Keratoconus is a rare eye condition that alters the structure of the cornea, changing its gradual curve into a thinner and more conical shape. These changes affect the clarity of your vision and the condition can progress over time. The onset of Keratoconus is usually in adolescence.
Research suggests that it affects between 1 in 1000 and 1 in 3000 people – although there is difficulty pinning down the exact rate of occurrence because symptoms can overlap with other similar conditions.
SIGNS AND SYMPTOMS
Symptoms of keratoconus can include:
Slight blurring of vision.
Poor vision in low lit conditions, or when you are tired.
A halo or ‘ghost’ effect when looking at bright lights.
Sensitivity to light.
Many of these symptoms are common among different eye conditions, so it is essential to be evaluated by a specialist in order to diagnosis keratoconus or other complaints.
WHAT CAUSES KERATOCONUS?
There is no scientific consensus on what causes keratoconus, the fact that it occurs more frequently in certain ethnic groups – such as people from Asia – suggests the causes are genetic. Existing evidence would imply that there is less than a 10% chance of a family member of someone with keratoconus also being a sufferer. Considering the condition is also quite rare you are unlikely to have a family member who is affected.

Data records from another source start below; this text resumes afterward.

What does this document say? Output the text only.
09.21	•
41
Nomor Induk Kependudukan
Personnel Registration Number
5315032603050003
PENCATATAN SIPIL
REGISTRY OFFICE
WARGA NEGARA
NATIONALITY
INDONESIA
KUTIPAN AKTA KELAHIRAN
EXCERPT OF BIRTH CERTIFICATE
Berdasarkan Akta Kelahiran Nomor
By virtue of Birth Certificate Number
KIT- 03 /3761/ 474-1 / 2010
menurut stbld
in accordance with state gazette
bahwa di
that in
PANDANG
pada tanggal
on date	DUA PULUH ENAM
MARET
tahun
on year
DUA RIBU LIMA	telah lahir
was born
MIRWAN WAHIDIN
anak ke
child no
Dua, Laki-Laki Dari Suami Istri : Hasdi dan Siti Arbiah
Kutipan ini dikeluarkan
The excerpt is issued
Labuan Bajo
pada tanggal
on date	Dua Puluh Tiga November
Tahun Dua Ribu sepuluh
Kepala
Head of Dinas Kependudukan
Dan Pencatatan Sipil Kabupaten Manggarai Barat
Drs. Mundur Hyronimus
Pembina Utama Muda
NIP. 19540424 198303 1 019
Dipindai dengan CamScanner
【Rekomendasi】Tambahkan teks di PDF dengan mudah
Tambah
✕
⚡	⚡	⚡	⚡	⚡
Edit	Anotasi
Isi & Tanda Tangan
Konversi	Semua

There are also hypotheses that environmental factors can aggravate or bring on the condition – particularly vigorous rubbing of the eyes. Many sufferers also have allergies such as hay fever, asthma, or eczema – it may be this is what stimulates the need to rub the eyes or there may be another causal factor. Although these theories remain unproven, it is recommended to avoid persistent rubbing of your eyes.
HOW DO YOU TREAT KERATOCONUS?
There are various treatments for keratoconus depending on the severity. Although none of them can reverse the effects of the condition, they can help correct distorted vision. In extreme cases, surgery may be required.
Spectacles/contact lenses- Initially, these may be used to correct astigmatism or myopia caused by keratoconus, usually in the early stages when damage is limited.
Rigid Gas Permeable (RGP) Contact Lenses- These form a rigid material over the lens which replaces the distorted cone shape of the cornea with a smooth refracting surface.
Intrastromal corneal ring segments (INTACS)- These are small plastic rings that are inserted into the middle of the cornea’s many layers. They force the conical shape of the cornea to transform, flattening it out into its original, gradual curve.
Corneal Crosslinking (CXL)- A relatively new treatment, the point of which is to increase the rigidity of the cornea – it is only useful in stopping the deterioration of the cornea, once it becomes too thin CXL is no longer useful.
Corneal Transplant- In a minority of cases, keratoconus may become so severe that glasses or contact lenses cannot correct the distorted vision. A surgeon will graft a donor cornea to the existing eye tissue of the patient. Recovery takes around 1-2 months and according to the National Keratoconus Foundation, the success rate of surgery is 95% or greater when performed on an otherwise healthy eye.